Preventing Another Heart Attack

About one in five people who have had a heart attack will likely have a second one within five years, according to the American Heart Association (AHA). Each year, there are about 335,000 recurrent heart attacks in the United States. The AHA recommends the following measures to reduce the risk of a second heart attack:

Quit smoking. You can cut your risk of having another heart attack in half by not smoking.Eat a heart-healthy diet. Studies show that if you cut back on fatty foods, you lower your LDL, or “bad” cholesterol, which is a culprit behind heart attacks.Take your medication as prescribed. Certain medicines can lower your risk of another cardiac event.Exercise, exercise, exercise. Exercise strengthens the heart muscle, boosts energy, and helps you shed extra pounds.

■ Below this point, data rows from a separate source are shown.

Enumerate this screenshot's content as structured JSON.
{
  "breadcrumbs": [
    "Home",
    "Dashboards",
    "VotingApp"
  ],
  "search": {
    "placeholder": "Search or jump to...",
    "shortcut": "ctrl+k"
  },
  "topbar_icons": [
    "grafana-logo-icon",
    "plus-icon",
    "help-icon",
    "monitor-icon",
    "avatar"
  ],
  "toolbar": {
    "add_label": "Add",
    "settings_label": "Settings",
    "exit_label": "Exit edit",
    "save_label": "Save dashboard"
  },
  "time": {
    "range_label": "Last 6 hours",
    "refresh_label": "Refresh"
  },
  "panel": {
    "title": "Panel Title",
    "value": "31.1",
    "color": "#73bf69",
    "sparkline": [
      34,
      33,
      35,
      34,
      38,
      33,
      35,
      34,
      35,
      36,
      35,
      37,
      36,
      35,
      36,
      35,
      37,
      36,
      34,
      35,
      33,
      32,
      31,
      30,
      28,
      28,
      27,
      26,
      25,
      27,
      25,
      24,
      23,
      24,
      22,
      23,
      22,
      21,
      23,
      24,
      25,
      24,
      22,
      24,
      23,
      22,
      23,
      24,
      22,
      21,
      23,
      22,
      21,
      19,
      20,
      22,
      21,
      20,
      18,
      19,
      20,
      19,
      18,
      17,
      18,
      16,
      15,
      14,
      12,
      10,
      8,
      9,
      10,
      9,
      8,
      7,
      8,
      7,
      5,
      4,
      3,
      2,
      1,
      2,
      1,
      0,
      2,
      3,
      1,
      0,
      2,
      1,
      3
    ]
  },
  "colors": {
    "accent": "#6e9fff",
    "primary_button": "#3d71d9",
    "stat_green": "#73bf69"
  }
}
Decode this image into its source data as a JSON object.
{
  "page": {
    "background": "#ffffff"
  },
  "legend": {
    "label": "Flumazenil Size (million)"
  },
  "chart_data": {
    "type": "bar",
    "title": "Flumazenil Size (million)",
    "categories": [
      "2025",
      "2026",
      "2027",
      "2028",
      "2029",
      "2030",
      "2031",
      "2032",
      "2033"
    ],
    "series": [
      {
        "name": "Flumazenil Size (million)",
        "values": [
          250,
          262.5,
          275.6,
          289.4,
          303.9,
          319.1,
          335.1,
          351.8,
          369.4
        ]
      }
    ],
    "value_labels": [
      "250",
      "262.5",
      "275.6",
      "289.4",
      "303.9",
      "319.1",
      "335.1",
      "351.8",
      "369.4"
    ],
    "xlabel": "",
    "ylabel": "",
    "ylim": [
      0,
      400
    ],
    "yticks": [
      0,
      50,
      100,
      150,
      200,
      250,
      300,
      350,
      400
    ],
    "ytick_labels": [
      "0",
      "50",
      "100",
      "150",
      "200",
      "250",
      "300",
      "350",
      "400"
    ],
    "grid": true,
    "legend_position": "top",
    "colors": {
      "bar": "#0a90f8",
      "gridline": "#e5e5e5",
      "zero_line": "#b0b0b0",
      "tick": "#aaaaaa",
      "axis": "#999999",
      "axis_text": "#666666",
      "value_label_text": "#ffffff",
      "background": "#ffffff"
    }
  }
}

Although we know that music can’t actually clean up clogged arteries or cure heart disease, Dr. Mitrovic says the study shows that music has an indirect effect on the central nervous system, helping to counteract the activity of the sympathetic nervous system, the part of the nervous system that drives the fight-or-flight response in a stressful situation. Because stress increases heart rate and blood pressure, a sympathetic response can put added strain on the heart. Listening to music may interrupt unrelieved anxiety associated with chest pain after a heart attack. Nieca Goldberg, MD, the medical director for the Joan H. Tisch Center for Women’s Health at New York University’s Langone Medical Center in New York City, who was not involved in the study, thinks the research shows an interesting approach, but she cautions that individuals still need to take their medication as prescribed. “Listening to music you like can’t hurt, but it may not do all the things the study reports,” she says. “We need to reproduce the study in a more diverse population and include measurable responses, like heart rate and blood pressure, to see if the data holds up.”